Although much debate still continues on the specifics of the Fitzgeralds, the literary Zelda in Z is interesting, sympathetic, and talented. Time and again, she tries her hand at writing, painting, ballet and the reader is led to believe that she could really succeed- if only given the chance. The problem is F. Scott keeps cutting off her chances. Even as a wife and mother, Zelda's potential is cut short by F. Scott. Isolating her from daughter Scottie and even renaming her from Patricia, that the couple had agreed would be her name before Frances Scott Fitzgerald was born, show the lengths that F. Scott went to in order to maintain his control over Zelda. She was to be shown-off and he relied on her for this. Also, though, at least according to Fowler, F. Scott owed much to Zelda in terms of his writing. Whole portions of her diaries were lifted to go into F. Scott's novels and some of Zelda's short stories were published under F. Scott's name.

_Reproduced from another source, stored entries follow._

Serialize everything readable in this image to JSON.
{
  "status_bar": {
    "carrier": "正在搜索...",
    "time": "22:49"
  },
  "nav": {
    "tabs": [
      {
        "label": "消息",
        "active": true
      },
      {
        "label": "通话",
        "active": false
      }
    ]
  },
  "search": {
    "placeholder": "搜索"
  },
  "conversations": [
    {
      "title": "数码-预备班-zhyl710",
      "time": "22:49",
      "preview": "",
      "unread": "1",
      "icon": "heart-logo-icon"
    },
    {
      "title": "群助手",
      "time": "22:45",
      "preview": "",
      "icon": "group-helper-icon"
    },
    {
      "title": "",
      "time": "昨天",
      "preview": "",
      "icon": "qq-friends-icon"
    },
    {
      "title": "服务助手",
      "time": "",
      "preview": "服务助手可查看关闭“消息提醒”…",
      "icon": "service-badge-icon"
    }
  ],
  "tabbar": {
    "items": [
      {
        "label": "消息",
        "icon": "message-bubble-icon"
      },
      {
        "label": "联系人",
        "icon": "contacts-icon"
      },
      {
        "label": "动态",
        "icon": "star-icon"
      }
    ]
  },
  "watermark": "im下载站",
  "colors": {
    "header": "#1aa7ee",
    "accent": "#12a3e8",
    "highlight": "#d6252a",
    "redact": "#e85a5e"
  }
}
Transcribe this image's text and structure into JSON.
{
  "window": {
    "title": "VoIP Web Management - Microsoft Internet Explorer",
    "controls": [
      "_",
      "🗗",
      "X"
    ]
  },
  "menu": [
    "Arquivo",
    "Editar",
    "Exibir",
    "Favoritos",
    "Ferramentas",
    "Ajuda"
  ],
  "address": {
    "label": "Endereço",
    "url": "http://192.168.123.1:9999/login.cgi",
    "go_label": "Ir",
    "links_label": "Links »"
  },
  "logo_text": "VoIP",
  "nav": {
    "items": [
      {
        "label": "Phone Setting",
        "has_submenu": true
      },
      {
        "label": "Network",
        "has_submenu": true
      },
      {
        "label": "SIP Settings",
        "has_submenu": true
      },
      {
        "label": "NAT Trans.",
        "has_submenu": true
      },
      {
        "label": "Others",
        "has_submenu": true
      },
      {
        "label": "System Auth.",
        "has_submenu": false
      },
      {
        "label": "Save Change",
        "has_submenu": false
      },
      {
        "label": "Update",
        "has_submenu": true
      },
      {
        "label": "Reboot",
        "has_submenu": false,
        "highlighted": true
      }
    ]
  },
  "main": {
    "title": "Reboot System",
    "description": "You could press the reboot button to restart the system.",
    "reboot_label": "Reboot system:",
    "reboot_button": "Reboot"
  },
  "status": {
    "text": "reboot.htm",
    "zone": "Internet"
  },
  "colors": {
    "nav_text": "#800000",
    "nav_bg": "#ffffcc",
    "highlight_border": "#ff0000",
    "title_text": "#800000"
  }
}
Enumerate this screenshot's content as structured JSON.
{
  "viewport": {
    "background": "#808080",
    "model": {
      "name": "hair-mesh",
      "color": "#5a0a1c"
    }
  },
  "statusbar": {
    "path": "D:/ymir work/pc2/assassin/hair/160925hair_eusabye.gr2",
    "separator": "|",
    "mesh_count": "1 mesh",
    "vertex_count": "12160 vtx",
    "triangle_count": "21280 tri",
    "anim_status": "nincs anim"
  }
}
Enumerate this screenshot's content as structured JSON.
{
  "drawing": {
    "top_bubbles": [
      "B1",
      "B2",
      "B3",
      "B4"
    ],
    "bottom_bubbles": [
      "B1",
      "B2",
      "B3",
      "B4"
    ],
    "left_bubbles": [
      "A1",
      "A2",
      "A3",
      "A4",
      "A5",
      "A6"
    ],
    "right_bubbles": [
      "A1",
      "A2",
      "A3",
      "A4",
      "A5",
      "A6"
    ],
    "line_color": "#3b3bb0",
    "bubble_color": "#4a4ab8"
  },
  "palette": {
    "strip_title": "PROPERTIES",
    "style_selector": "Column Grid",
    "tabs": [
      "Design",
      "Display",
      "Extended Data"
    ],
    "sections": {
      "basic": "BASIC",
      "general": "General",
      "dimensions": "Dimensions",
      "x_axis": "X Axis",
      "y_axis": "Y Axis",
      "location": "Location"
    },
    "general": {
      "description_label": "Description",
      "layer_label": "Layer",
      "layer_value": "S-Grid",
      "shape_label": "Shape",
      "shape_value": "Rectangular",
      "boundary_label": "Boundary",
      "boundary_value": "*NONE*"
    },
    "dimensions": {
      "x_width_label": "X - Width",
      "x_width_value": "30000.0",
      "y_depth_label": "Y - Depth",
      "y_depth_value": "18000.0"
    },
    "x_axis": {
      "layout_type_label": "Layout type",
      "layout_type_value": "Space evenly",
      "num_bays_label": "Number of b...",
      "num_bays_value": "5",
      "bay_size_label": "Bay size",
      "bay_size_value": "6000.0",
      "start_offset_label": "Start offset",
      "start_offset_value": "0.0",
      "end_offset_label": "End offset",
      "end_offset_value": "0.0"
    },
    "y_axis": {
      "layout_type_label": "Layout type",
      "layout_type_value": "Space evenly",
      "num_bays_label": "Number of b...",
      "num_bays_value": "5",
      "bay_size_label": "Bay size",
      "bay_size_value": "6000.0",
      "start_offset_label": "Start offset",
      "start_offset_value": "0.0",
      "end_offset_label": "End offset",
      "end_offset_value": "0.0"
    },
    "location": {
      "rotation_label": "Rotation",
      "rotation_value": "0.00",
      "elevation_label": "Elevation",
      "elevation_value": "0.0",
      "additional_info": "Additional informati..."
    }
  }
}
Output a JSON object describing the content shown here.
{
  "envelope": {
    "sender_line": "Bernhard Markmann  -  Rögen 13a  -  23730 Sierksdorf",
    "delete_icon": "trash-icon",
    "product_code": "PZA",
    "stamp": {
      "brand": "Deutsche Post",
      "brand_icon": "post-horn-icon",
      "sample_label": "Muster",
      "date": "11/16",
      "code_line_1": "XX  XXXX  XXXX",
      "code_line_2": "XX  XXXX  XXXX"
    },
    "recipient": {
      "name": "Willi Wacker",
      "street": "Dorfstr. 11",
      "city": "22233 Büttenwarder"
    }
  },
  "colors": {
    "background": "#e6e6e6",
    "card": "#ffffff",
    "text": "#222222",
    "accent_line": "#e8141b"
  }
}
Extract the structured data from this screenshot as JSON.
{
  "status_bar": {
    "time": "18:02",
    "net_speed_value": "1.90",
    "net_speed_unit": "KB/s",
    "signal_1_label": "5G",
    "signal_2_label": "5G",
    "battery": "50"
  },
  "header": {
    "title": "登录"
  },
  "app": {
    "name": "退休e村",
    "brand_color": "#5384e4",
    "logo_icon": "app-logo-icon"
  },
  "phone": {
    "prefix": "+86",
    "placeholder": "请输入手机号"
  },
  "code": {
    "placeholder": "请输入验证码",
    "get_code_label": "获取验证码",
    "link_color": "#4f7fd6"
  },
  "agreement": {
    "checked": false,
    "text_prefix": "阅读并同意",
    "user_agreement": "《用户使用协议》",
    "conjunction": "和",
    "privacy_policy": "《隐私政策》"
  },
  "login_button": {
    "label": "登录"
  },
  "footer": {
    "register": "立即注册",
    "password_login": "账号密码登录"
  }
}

This book is also fascinating because of the locations that the Fitzgeralds live in- the old south of Alabama (where Zelda's parents even lived through the Civil War as children!), New York City, France, Italy and Switzerland to name a few. There are also a host of characters, with familiar names, who populate the pages: Tallulah Bankhead, Hemingway, Picasso, Ezra Pound, and Dorothy Parker among many others.

Art and literature are examined in this story, as well as the emergence of feminism, the ties that bind people together (even perhaps when they ought to be severed) and the pursuit of ambition. This is a really interesting book!